Was haben Allianz, BASF und die Porsche Automobil Holding gemeinsam? Alle Drei tragen das Rechtskleid der Societas Europaea (SE) und sind damit im besten Sinne en vogue. Nachweislich einer von der Europäischen Kommission in Auftrag gegebenen Studie über die Umsetzung und Auswirkungen des Statuts der Europäischen Gesellschaft (SE) waren im Frühjahr 2009 369 SEs innerhalb der EU/des EWR registriert, darunter 91 in Deutschland.

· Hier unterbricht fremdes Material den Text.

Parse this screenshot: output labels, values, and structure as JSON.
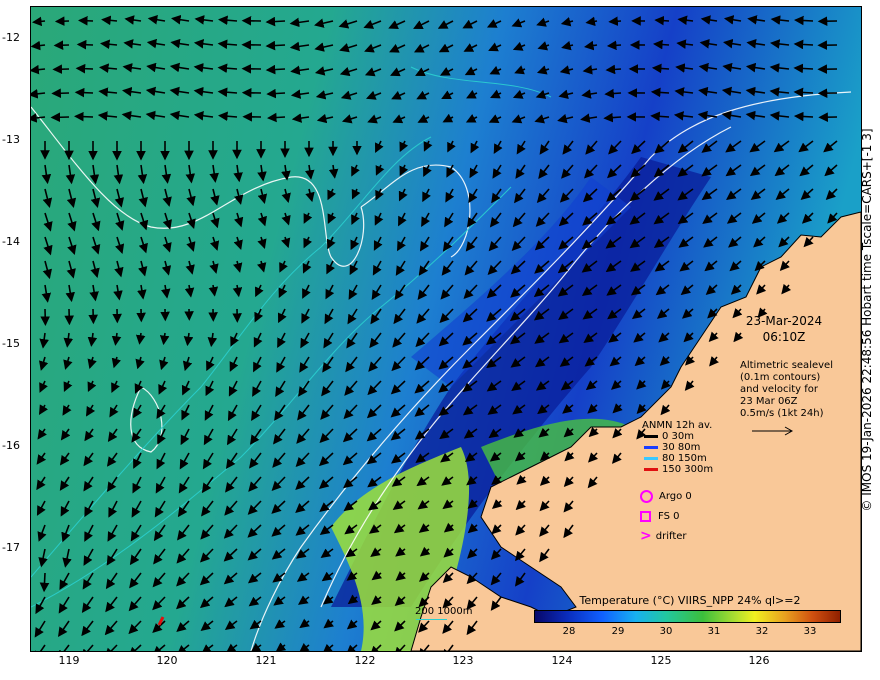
{
  "map": {
    "date": "23-Mar-2024",
    "time": "06:10Z",
    "altimetry_lines": [
      "Altimetric sealevel",
      "(0.1m contours)",
      "and velocity for",
      "23 Mar 06Z",
      "0.5m/s (1kt 24h)"
    ],
    "y_ticks": [
      "-12",
      "-13",
      "-14",
      "-15",
      "-16",
      "-17"
    ],
    "x_ticks": [
      "119",
      "120",
      "121",
      "122",
      "123",
      "124",
      "125",
      "126"
    ],
    "credit": "© IMOS 19-Jan-2026 22:48:56 Hobart time Tscale=CARS+[-1 3]",
    "scale_label": "200  1000m"
  },
  "legend": {
    "title": "ANMN 12h av.",
    "depths": [
      {
        "label": "0 30m",
        "color": "#000000"
      },
      {
        "label": "30 80m",
        "color": "#1a3cff"
      },
      {
        "label": "80 150m",
        "color": "#39c8ff"
      },
      {
        "label": "150 300m",
        "color": "#e01010"
      }
    ],
    "argo": "Argo 0",
    "fs": "FS 0",
    "drifter": "drifter",
    "marker_color": "#ff00ff"
  },
  "colorbar": {
    "title": "Temperature (°C) VIIRS_NPP 24% ql>=2",
    "ticks": [
      "28",
      "29",
      "30",
      "31",
      "32",
      "33"
    ]
  },
  "colors": {
    "land": "#f9c898",
    "sea_warm": "#2bb0a0",
    "sea_cool": "#0a2ab8",
    "contour": "#ffffff",
    "isobath": "#2bd0d0"
  }
}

Wie der Name erahnen lässt, ist die SE eine Gesellschaftsform (Aktiengesellschaft) europäischen Rechts. Sie wurde durch die Verordnung des Rates über das Statut der Europäischen Gesellschaft (SE-VO) vom 8. 10. 2001, die am 8. 10. 2004 in Kraft trat, eingeführt. Die SE-VO stellt dabei unmittelbar anwendbares Recht dar, d. h. sie musste von den EU-Mitgliedstaaten nicht gesondert in nationales Recht umgesetzt werden. Mit dem Gesetz zur Einführung der Europäischen Gesellschaft (SEEG) wurden in Deutschland zwar ergänzende Ausführungsbestimmungen zur SE-VO erlassen, wesentliche Rechtsgrundlage der SE bleibt indes die SE-VO selbst. In Folge der bewussten Lückenhaftigkeit der Verordnung kann es subsidiär jedoch zu einem Rückgriff auf konkrete, durch die Verordnung zugelassene Satzungsbestimmungen der jeweiligen SE sowie auf nationales Recht (in Deutschland insbesondere auf das SEEG und das AktG) kommen.
Kernstück der SE-VO bilden die Vorschriften zur Gründung eine SE. So enthält die Verordnung einen numerus clausus an Gründungsformen, der u. a. vier Möglichkeiten zur Primärgründung vorsieht. So können Aktiengesellschaften, die nach dem Recht eines EU-Staates gegründet worden sind und ihren Sitz sowie ihre Hauptverwaltung in der Gemeinschaft haben, eine SE durch Verschmelzung gründen, sofern mindestens zwei von ihnen dem Recht verschiedener Mitgliedstaaten unterliegen. Unter denselben Voraussetzungen können Aktiengesellschaften und Gesellschaften mit beschränkter Haftung eine Holding-SE errichten. Unterliegen die Gründungsgesellschaften jedoch der Rechtsordnung desselben Mitgliedsstaats kommt die Bildung einer Holding-SE auch dann in Betracht, sofern zumindest zwei von ihnen seit mindestens zwei Jahren eine dem Recht eines anderen Mitgliedstaats unterliegende Tochtergesellschaft oder eine Zweigniederlassung in einem anderen Mitgliedstaat haben.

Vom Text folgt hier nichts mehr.